Riyadh’s answer to the legacy problem is built into the masterplan from the start. After the Expo closes, the site is designed to be transformed into what planners are calling the Global Village, a permanent hub for innovation, knowledge exchange, and cultural engagement. Rather than dismantling the site, the intention is to convert it into a lasting piece of urban fabric, with the pavilions and infrastructure repurposed into a functioning district. Whether that vision is realised will depend on execution, and the track record of post-Expo legacy projects globally is a cautionary one. But the plan, at least, has been designed with the afterlife of the site in mind rather than as an afterthought.

What It Means for Saudi Arabia

Expo 2030 sits at the centre of a remarkable cluster of mega-events that Saudi Arabia has committed to hosting in a compressed window. The Asian Winter Games come to NEOM’s Trojena in 2029. Expo 2030 runs through the winter of 2030 into 2031. The FIFA World Cup arrives in 2034. Together they form a sequence of internationally watched, fixed-deadline commitments that are organising an enormous amount of the Kingdom’s infrastructure investment and that function, collectively, as a forcing mechanism for delivery.

The economic logic is straightforward. An Expo generates direct tourism revenue, accelerates infrastructure that the city would want anyway, and creates tens of thousands of jobs across construction, hospitality, and operations. The Riyadh Metro, the new airport, the hotel capacity, and the transport links being built for the Expo are assets the city retains long after the event ends.

The soft-power logic is just as important. Hosting a World Expo places Saudi Arabia in a small club of nations entrusted with one of the planet’s flagship gatherings, and it brings nearly 200 countries to Riyadh to participate on Saudi soil. For a country that was largely closed to international tourism until 2019, convening the world in its capital in 2030 is a statement about how far and how fast it intends to travel.

There are real questions that will follow the project over the next four years.
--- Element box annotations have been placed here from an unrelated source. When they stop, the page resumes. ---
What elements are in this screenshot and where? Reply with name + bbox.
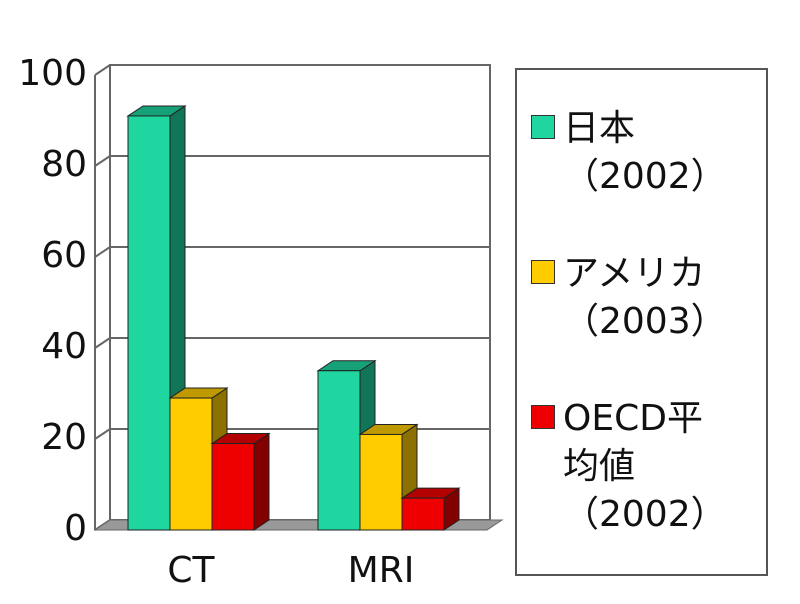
bar-side	[253, 432, 270, 531]
y-tick-label: 0	[64, 508, 87, 549]
bar	[400, 487, 461, 531]
bar-front	[359, 433, 403, 531]
y-tick-label: 60	[41, 235, 87, 276]
y-tick-label: 80	[41, 144, 87, 185]
legend-label: アメリカ （2003）	[563, 252, 727, 342]
legend-swatch	[531, 259, 555, 284]
legend-entry: 日本 （2002）	[531, 105, 766, 201]
y-tick-label: 40	[41, 326, 87, 367]
grid-line	[94, 64, 490, 76]
legend-label: 日本 （2002）	[563, 107, 727, 197]
bar-front	[127, 115, 171, 531]
legend-swatch	[531, 405, 555, 430]
bar-front	[169, 397, 213, 531]
bar-front	[317, 370, 361, 531]
grid-line	[94, 155, 490, 167]
legend: 日本 （2002） アメリカ （2003） OECD平 均値 （2002）	[515, 68, 768, 576]
legend-label: OECD平 均値 （2002）	[563, 398, 727, 536]
grid-line	[94, 337, 490, 349]
x-tick-label: MRI	[348, 550, 415, 591]
bar	[210, 432, 271, 531]
y-tick-label: 20	[41, 417, 87, 458]
bar-front	[211, 443, 255, 531]
grid-line	[94, 246, 490, 258]
legend-entry: OECD平 均値 （2002）	[531, 395, 766, 539]
legend-swatch	[531, 114, 555, 139]
y-tick-label: 100	[18, 53, 87, 94]
legend-entry: アメリカ （2003）	[531, 250, 766, 346]
x-tick-label: CT	[167, 550, 215, 591]
bar-front	[401, 497, 445, 531]
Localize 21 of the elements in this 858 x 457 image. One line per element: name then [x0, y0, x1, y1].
The budget will be scrutinised, the labour conditions on a construction effort of this scale will draw attention, and the regional security environment that has complicated other Saudi events in 2026 introduces a variable that no planner can fully control. These are legitimate considerations, and they will form part of the story between now and 2030.

What is not in doubt is the ambition. Saudi Arabia bid for the right to convene the world in Riyadh, won it decisively, and is now building one of the largest Expo sites in the history of the event to deliver on it. In October 2030, the world will arrive to see what the Kingdom has made. The four years between now and then will determine what it finds.